Bail bondsmen able to use installments to collect premiums Appeals court rules against insurance official

April 18, 1997|By Dennis O'Brien | Dennis O'Brien,SUN STAFF

In a ruling expected to make it easier for defendants to post bail, the state's highest court said yesterday that bail bondsmen may collect premiums from clients in installments.

The Court of Appeals ruled unanimously that the state insurance commissioner may not prohibit Steven E. Engelman, a Baltimore bondsman, from allowing clients to pay only part of the 10 percent premium required up front to post bail in most cases.

The appeals court said that nothing in Maryland's codes gives the insurance commissioner the authority to prohibit the practice -- known among bondsmen as accepting "short money."

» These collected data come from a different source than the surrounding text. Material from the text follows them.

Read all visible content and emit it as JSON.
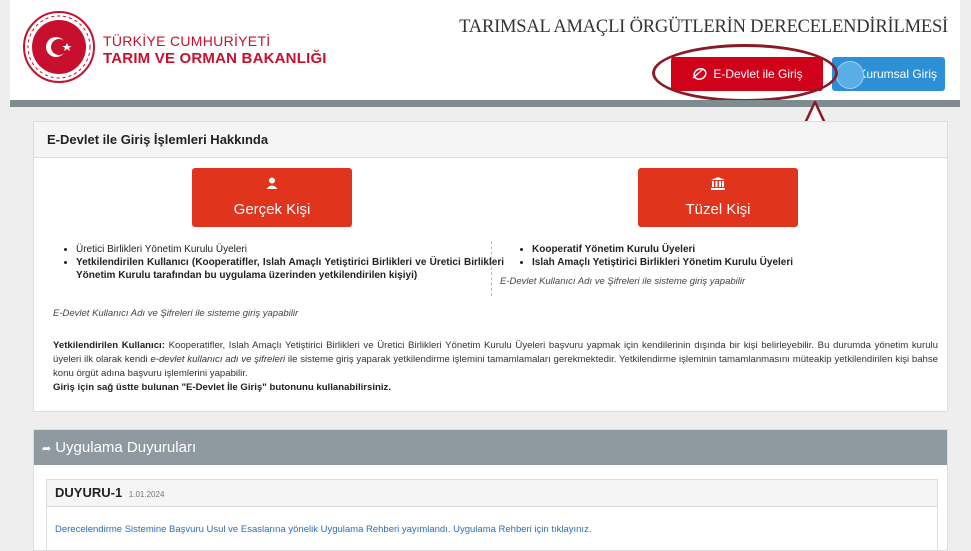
{
  "header": {
    "ministry_line1": "TÜRKİYE CUMHURİYETİ",
    "ministry_line2": "TARIM VE ORMAN BAKANLIĞI",
    "system_title": "TARIMSAL AMAÇLI ÖRGÜTLERİN DERECELENDİRİLMESİ",
    "edevlet_button": "E-Devlet ile Giriş",
    "kurumsal_button": "Kurumsal Giriş"
  },
  "info": {
    "title": "E-Devlet ile Giriş İşlemleri Hakkında",
    "gercek_button": "Gerçek Kişi",
    "tuzel_button": "Tüzel Kişi",
    "left_items": [
      "Üretici Birlikleri Yönetim Kurulu Üyeleri",
      "Yetkilendirilen Kullanıcı (Kooperatifler, Islah Amaçlı Yetiştirici Birlikleri ve Üretici Birlikleri Yönetim Kurulu tarafından bu uygulama üzerinden yetkilendirilen kişiyi)"
    ],
    "left_note": "E-Devlet Kullanıcı Adı ve Şifreleri ile sisteme giriş yapabilir",
    "right_items": [
      "Kooperatif Yönetim Kurulu Üyeleri",
      "Islah Amaçlı Yetiştirici Birlikleri Yönetim Kurulu Üyeleri"
    ],
    "right_note": "E-Devlet Kullanıcı Adı ve Şifreleri ile sisteme giriş yapabilir",
    "para_label": "Yetkilendirilen Kullanıcı:",
    "para_text1": "Kooperatifler, Islah Amaçlı Yetiştirici Birlikleri ve Üretici Birlikleri Yönetim Kurulu Üyeleri başvuru yapmak için kendilerinin dışında bir kişi belirleyebilir. Bu durumda yönetim kurulu üyeleri ilk olarak kendi",
    "para_italic": "e-devlet kullanıcı adı ve şifreleri",
    "para_text2": "ile sisteme giriş yaparak yetkilendirme işlemini tamamlamaları gerekmektedir. Yetkilendirme işleminin tamamlanmasını müteakip yetkilendirilen kişi bahse konu örgüt adına başvuru işlemlerini yapabilir.",
    "para_bold_line": "Giriş için sağ üstte bulunan \"E-Devlet İle Giriş\" butonunu kullanabilirsiniz."
  },
  "announcements": {
    "title": "Uygulama Duyuruları",
    "item_title": "DUYURU-1",
    "item_date": "1.01.2024",
    "item_text": "Derecelendirme Sistemine Başvuru Usul ve Esaslarına yönelik Uygulama Rehberi yayımlandı. Uygulama Rehberi için tıklayınız."
  }
}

"The commissioner's reading of the statute is commercially unrealistic and simply does not square with the practice of many insurers," Judge Robert L. Karwacki wrote in a 23-page decision.

Engelman said the decision will save his business from closing.

It also will give many defendants the chance to remain free rather than being locked up and awaiting trial at the city Detention Center and at other crowded jails across the state, he said.

"I'm ecstatic," Engelman said. "It's been four years of pure hell, and now it's finally over."

Engelman, who operates Professional Bail Bonds Inc., sued the insurance commissioner in 1995 after his bondsman's license was suspended for 30 days because he allowed clients to pay part of their premiums in interest-free installments.

Baltimore Circuit Judge John Carroll Byrnes reversed the suspension, ruling in Engelman's favor, and the commissioner appealed.

Joy Y. Hatchette, an assistant attorney general for the commissioner, declined to comment on yesterday's decision.

But she said state codes specify that rates charged by bail bonds- men, along with those charged by other insurers, must be approved by the insurance commissioner.

She said that Engelman's installment payment plans were never approved and that without such approval, Engelman could discriminate in the rates he charges his clients.

"You could have one consumer getting one rate and the next consumer with the same situation come through the door and get an entirely different rate for the same service," she said.

But Engelman's lawyer said there was never evidence his client discriminated.

"Our position was, what's wrong with allowing people to make payments over time rather than in a lump sum? Who is hurt by that?" said Andrew Jay Graham, Engelman's lawyer.